Sin dal 2003, anno della sua “nascita”, il contratto a progetto ha conosciuto una grande e immediata diffusione sino a diventare uno degli strumenti contrattuali più utilizzati.
Ma cosa vuol dire esattamente essere un lavoratore a progetto?
Quali e quanti i diritti riconosciuti a questi lavoratori?
L’art. 61 D.lgs. n. 276/2003 ci aiuta a definire meglio questo tipo di contratto: “i rapporti di collaborazione coordinata e continuativa, prevalentemente personale e senza vincolo di subordinazione, devono essere riconducibili a uno o più progetti specifici o programmi di lavoro o fasi di esso, determinati dal committente e gestiti autonomamente dal collaboratore in funzione del risultato, nel rispetto del coordinamento con l’organizzazione del committente e indipendentemente dal tempo impiegato per l'esecuzione dell’attività lavorativa”.
Un “vero” contratto a progetto, oltre ad essere stipulato in forma scritta, deve contenere alcuni elementi imprescindibili:

a) indicazione della durata della prestazione di lavoro;

b) indicazione del progetto o programma di lavoro, o fasi di esso, individuata nel suo contenuto;

c) il corrispettivo e i criteri per la sua determinazione, nonché i tempi e le modalità di pagamento e la disciplina dei rimborsi spese;

d) i tempi e le modalità di coordinamento tra lavoratore a progetto e committente durante la fase di esecuzione del progetto, fermo restando il rispetto dell'autonomia del collaboratore;

e) le eventuali misure per la tutela della salute e sicurezza del collaboratore a progetto.

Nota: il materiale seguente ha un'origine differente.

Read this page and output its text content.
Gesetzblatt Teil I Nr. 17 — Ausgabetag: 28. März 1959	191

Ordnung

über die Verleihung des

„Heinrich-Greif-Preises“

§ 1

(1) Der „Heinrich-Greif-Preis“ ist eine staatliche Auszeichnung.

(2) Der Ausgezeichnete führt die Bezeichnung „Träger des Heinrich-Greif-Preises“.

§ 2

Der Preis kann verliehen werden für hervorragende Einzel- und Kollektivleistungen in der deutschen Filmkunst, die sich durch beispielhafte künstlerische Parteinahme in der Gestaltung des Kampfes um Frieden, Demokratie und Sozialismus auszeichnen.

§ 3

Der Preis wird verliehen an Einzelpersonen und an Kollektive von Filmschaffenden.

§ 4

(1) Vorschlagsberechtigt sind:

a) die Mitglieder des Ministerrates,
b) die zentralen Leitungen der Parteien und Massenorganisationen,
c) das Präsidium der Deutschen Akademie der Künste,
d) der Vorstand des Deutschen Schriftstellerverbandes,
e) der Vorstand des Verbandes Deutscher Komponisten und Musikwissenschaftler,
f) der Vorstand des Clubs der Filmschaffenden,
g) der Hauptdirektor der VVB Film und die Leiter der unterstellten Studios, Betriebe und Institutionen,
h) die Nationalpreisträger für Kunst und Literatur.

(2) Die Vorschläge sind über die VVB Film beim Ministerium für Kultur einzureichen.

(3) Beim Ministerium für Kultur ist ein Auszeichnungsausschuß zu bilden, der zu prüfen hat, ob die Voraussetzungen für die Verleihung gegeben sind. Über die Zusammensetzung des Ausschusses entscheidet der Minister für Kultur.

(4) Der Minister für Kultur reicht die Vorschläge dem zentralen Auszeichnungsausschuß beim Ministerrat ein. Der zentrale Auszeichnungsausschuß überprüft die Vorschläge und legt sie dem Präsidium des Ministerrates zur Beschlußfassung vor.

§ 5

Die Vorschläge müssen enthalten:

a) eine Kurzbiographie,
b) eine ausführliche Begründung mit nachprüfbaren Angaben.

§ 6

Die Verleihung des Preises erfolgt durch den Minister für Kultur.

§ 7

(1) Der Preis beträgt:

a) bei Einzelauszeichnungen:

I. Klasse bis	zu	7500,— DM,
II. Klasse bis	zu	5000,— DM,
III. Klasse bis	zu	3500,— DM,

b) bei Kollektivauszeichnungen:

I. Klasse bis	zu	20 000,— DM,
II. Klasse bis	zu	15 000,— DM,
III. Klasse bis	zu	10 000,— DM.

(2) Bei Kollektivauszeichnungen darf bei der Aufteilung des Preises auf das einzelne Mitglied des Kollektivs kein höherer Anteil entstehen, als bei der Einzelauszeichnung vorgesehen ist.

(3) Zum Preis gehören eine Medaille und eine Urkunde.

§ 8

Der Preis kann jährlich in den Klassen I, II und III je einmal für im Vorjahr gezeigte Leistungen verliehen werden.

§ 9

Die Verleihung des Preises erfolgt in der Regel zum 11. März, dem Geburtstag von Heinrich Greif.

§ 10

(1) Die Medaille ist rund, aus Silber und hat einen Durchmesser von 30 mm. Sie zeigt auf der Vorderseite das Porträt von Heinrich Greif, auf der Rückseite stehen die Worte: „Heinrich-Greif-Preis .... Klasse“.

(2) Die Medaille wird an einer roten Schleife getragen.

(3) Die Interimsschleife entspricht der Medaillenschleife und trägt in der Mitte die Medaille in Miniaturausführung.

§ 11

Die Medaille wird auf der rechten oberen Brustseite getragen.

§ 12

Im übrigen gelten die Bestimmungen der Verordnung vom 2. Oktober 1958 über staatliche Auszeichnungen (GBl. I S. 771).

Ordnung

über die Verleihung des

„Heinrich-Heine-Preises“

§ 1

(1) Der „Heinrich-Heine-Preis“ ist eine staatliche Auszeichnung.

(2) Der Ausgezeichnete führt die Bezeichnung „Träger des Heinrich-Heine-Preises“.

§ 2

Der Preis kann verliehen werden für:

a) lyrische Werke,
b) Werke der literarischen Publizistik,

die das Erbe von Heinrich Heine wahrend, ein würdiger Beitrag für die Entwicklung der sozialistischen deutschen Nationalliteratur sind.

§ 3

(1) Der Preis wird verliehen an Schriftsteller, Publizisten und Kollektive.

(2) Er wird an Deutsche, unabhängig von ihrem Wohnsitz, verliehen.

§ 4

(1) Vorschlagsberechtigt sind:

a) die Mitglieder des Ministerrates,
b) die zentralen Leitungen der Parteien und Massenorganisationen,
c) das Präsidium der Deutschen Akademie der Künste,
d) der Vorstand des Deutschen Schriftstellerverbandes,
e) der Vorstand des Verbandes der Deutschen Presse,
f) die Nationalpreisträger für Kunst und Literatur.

L’assenza di uno di questi elementi potrebbe comprometterne la validità.

Attenzione, soprattutto, alla mancata indicazione specifica del progetto oggetto del rapporto contrattuale!
La legge penalizza gravemente questa “dimenticanza”:
“I rapporti di collaborazione coordinata e continuativa instaurati senza l'individuazione di uno specifico progetto, programma di lavoro o fase di esso sono considerati rapporti di lavoro subordinato a tempo indeterminato sin dalla data di costituzione del rapporto”( art. 69 c.1 D.lgs. n. 276/2003).

Per quel che riguarda, invece, le modalità di coordinamento tra il lavoratore e il committente nella fase di esecuzione del progetto, Il Ministero del Lavoro, con circolare n. 1/2004, ammette la possibilità di un vincolo d’orario per il collaboratore.

E’ dunque possibile che, ove le esigenze di coordinamento con l’attività aziendale ne determinino la necessità, il contratto preveda una puntuale fascia oraria in cui il collaboratore è tenuto ad eseguire la prestazione.

E se ci si ammala o si resta incinta?
Che fare?
L’art. 66 del D.Lgs. n. 276/03 prevede che la gravidanza, la malattia e l’infortunio del collaboratore a progetto non comportano l’estinzione del rapporto contrattuale, bensì la sua sospensione, senza erogazione del corrispettivo.


Tuttavia, occorre fare una distinzione.

In caso di malattia e di infortunio, salva diversa pattuizione, il rapporto contrattuale non subisce proroghe ed il committente può recedere dal rapporto solo qualora la durata della malattia e/o dell’infortunio si protragga per oltre un sesto della durata complessiva del contratto o comunque per oltre 30 giorni.

Invece, in caso di gravidanza, il rapporto rimane sospeso e subisce una proroga ex lege di 180 giorni (in quest’ultima fattispecie l’I.N.P.S. corrisponde anche un’indennità).